For Entertainment Purposes Only

Full Moon Productions : From the Grindhouse to Your House.

by Nathaniel-M. Naske
In the chaos-wracked, overcrowded universe of direct-to-video production companies, b-movie grindhouses and three-day shooting schedules, one company has stood out by a good, bloody head-and-neck over most of its competitors. Full Moon Entertainment, the multimedia exploitation mill run by mini-mogul Charles Band, has proven itself over the last ten years as a reliable source of grades B through Z horror/sci-fi/dark fantasy flicks. Set up like a demented post-modernist Universal Studios in its monster heyday of the '30s, or even closer to Roger Corman's legendary AIP in the '50s and Hammer Filmgroup in the early '60s, Full Moon revels in the lurid trashiness of its material. The corporate stance seems to be one of starting conceptual franchises and beating them to death with an endless stream of cheesy mutant sequels. These films resemble trashy knockoffs of more expensive productions, but with a lowbrow creative twist here and there that reminds you where you are; deep in the heart of Exploitationland.

Such long-running moneymakers have included all five absurdist "Puppetmaster" films, all five hardboiled kitsch-noir"Trancers" adventures, three "Subspecies," two "Dollman," and "Demonic Toys," and a new addition in the camp space-western "Oblivion." The films are shot in several days on budgets of usually less than a million dollars. Locations like Spain, Romania and the Czech Republic are used for their cheap labor, instant sets and lunatic stuntmen. The company also films its own video promotional magazine which it tacks on to the end of every video release. Called the "Video Zone," it is a prime example of refreshing entertainment savvy and relentless hucksterism. Band knows his business.

Charles Band has done some really excellent genre work, amongst the moldering mountains of dreck, producing films by sex-and-violence specialist, director Stuart Gordon, a cult favorite who has helmed such classic exploitative exercises as "The Pit and the Pendulum," "Dolls," "Re-Animator," "From Beyond," "Robot Jox" and most recently, "Castle Freak." The Gordon/Band collaborations are the best in the ever-expanding Full Moon film library, but there are several other projects of note. The cheesiest concepts are visualized and then realized by the Full Moon production team--unfortunately, that also means we get five installments of "Ghoulies."

A punishing production schedule of twelve motion pictures a year insures that there will always be some money back through sheer unit volume. But these guys aren't in it totally for the money, if they were they'd be doing Troma Team calibre folderol, but without the anarchic sense of humor to make it all okay. Sure, they produce some real stinkers. Probably a few more than half of Full Moon's films are irredeemable garbage, but that's really not so bad. Full Moon boasts an actor's stable of such low-budget superstars as Barbara Crampton, Jeffrey Combs, Tim Thomerson and Lance Henriksen, so there is always at least a moment of clarity, professionalism or actorly skill to pull the product from the depths.

The B-movie is the ultimate marriage between art and commerce.

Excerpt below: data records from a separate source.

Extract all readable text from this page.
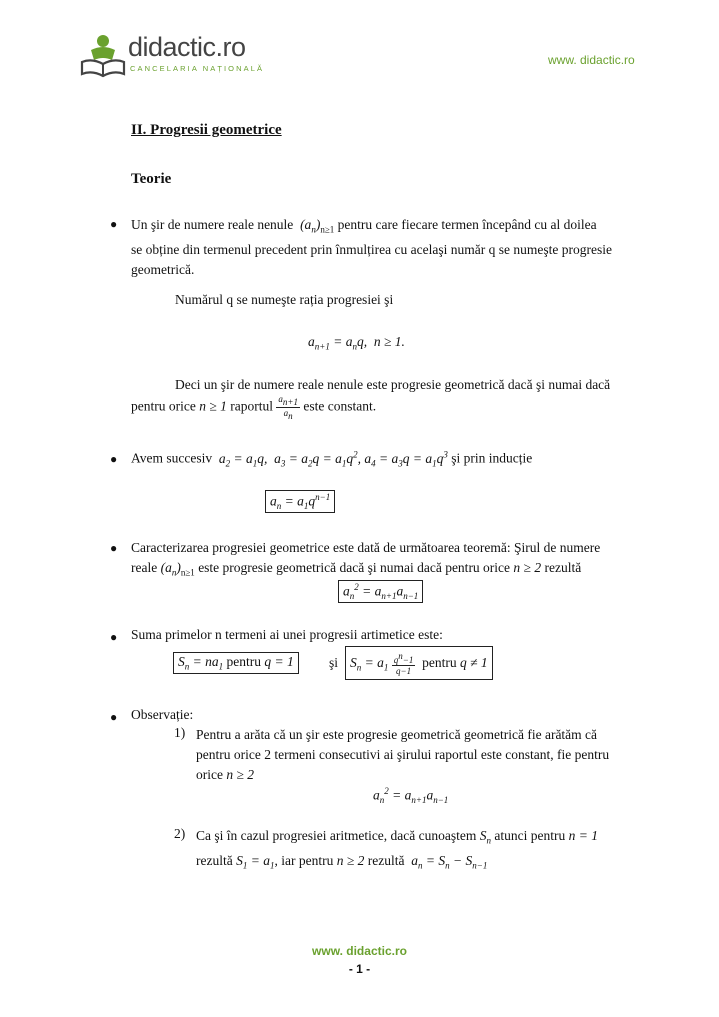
didactic.ro
CANCELARIA NAȚIONALĂ
www. didactic.ro
II. Progresii geometrice
Teorie
● Un şir de numere reale nenule  $(a_n)_{n\ge 1}$ pentru care fiecare termen începând cu al doilea

se obține din termenul precedent prin înmulțirea cu acelaşi număr q se numeşte progresie

geometrică.

Numărul q se numeşte rația progresiei şi
$a_{n+1} = a_nq$,  n ≥ 1.
Deci un şir de numere reale nenule este progresie geometrică dacă şi numai dacă
pentru orice n ≥ 1 raportul $\frac{a_{n+1}}{a_n}$ este constant.
● Avem succesiv  $a_2 = a_1q$,  $a_3 = a_2q = a_1q^2$, $a_4 = a_3q = a_1q^3$ şi prin inducție
$a_n = a_1q^{n-1}$
● Caracterizarea progresiei geometrice este dată de următoarea teoremă: Şirul de numere

reale $(a_n)_{n\ge 1}$ este progresie geometrică dacă şi numai dacă pentru orice n ≥ 2 rezultă

$a_n^2 = a_{n+1}a_{n-1}$
● Suma primelor n termeni ai unei progresii artimetice este:
$S_n = na_1$ pentru q = 1	şi $S_n = a_1 \frac{q^n-1}{q-1}$ pentru q ≠ 1
● Observație:
1) Pentru a arăta că un şir este progresie geometrică geometrică fie arătăm că

pentru orice 2 termeni consecutivi ai şirului raportul este constant, fie pentru

orice n ≥ 2

$a_n^2 = a_{n+1}a_{n-1}$
2) Ca şi în cazul progresiei aritmetice, dacă cunoaştem $S_n$ atunci pentru n = 1

rezultă $S_1 = a_1$, iar pentru n ≥ 2 rezultă  $a_n = S_n - S_{n-1}$

www. didactic.ro
- 1 -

Just the fact that films like "Seed People" and "Shrunken Heads" get made shows the free market at work, helping the artist to find a niche and be creative. Low budget film is the final frontier for the artist in a media-saturated world. Crass commercial enterprises like Full Moon, with its collectors catalogue hawking company logo satin baseball jackets, original screenplays and other memoribilia, have a built-in, pre-sold fan base and market. By shamelessly promoting themselves they are creating their own footnote in film history. Believe it or not, your Jack Deth coffee mug just may well be worth several thousand bucks in the near future. Horror movie fanboys are more nuts than comic collectors and SCA goofuses put together. Nearly as fruitcake as "Trekkers," only not nearly as sad or dangerous.

The video market is such so that an endeavor as ambitious as Full Moon can fly. Given the aggressive merchandising and franchising impetus, it is a marvel that as many good films as they have ever get put together. Be that as it may, Full Moon's track record is mighty impressive for a bunch of filthy Hollywood parasites. It's almost to the point where they can warrant their own section at Blockbuster Video. And baby, that means you have arrived!